Pernambuco
MPPE adverte que nenhum prefeito pode proibir restrição de acesso a cidades
PGJ recomenda a membros que adotem providências para impedir toque de recolher e proibição genérica de acessos terrestres em municípios
Publicada em 22 de março de 2020 às 15:36:10.
Por: Marcos André | Fonte: PortalPE10



O Ministério Público de Pernambuco (MPPE) divulgou uma nota técnica onde adverte que nenhum município pode decretar a proibição indistinta de acesso terrestre. O procurador-geral de Justiça, Francisco Dirceu Barros, inclusive, recomendou aos promotores de Justiça que verifiquem a existência de qualquer ato administrativo municipal que promova a restrição geral e irrestrita de acesso de pessoas e bens aos limites dos respectivos municípios. Caso identifiquem, adotem todas as medidas administrativas e/ou judiciais cabíveis para sua revogação.

Francisco Dirceu Barros também recomendou aos prefeitos municipais que não emitam lei ou ato administrativo municipal que promova a restrição geral e irrestrita de acesso de pessoas e bens aos limites dos respectivos municípios e, caso assim já efetivado, promovam sua imediata revogação.

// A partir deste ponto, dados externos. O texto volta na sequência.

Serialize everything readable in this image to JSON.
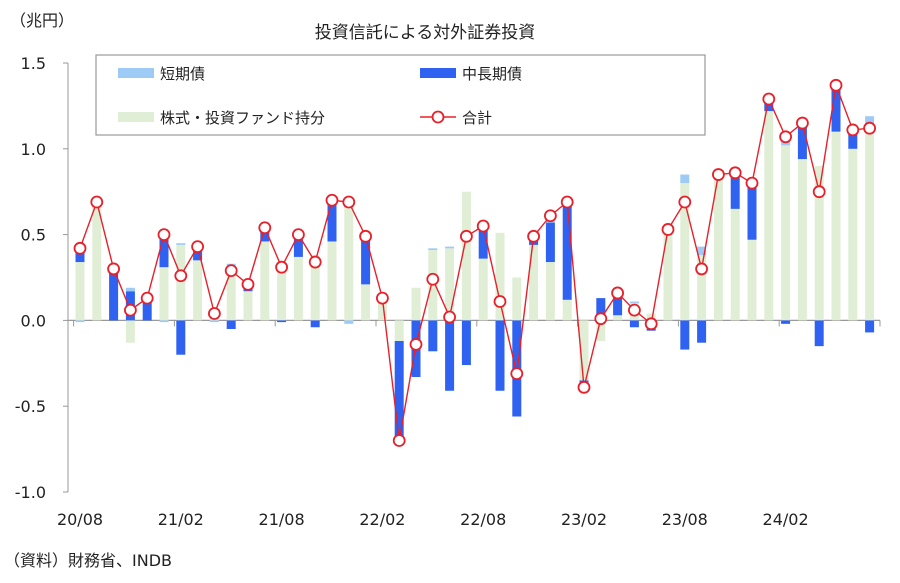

“Nenhum município tem competência para estabelecer restrição genérica de acesso ao seu território. A única exceção é a implementação de barreira sanitária com amparo nos regramentos do regime de quarentena para enfrentamento à pandemia de Covid-19”, salienta o procurador-geral de Justiça. “O art. 3º da Lei nº 13.979/2020 elenca várias medidas para enfrentamento da emergência de saúde pública de importância internacional decorrente do Coronavírus. Em nenhum momento, relaciona o impedimento genérico da entrada ou saída de pessoas nos limites municipais. Em resumo, será inconstitucional qualquer restrição genérica e imotivada ao direito de circulação do cidadão, pois afronta a proteção constitucional do direito de ir e vir”, reforça Francisco Dirceu Barros.



A nota técnica sobre o tema foi elaborada pelo Centro de Apoio Operacional às Promotorias de Defesa da Saúde (Caop Saúde) e explica com detalhes o direito das pessoas de ir e vir, garantido pela Constituição Federal.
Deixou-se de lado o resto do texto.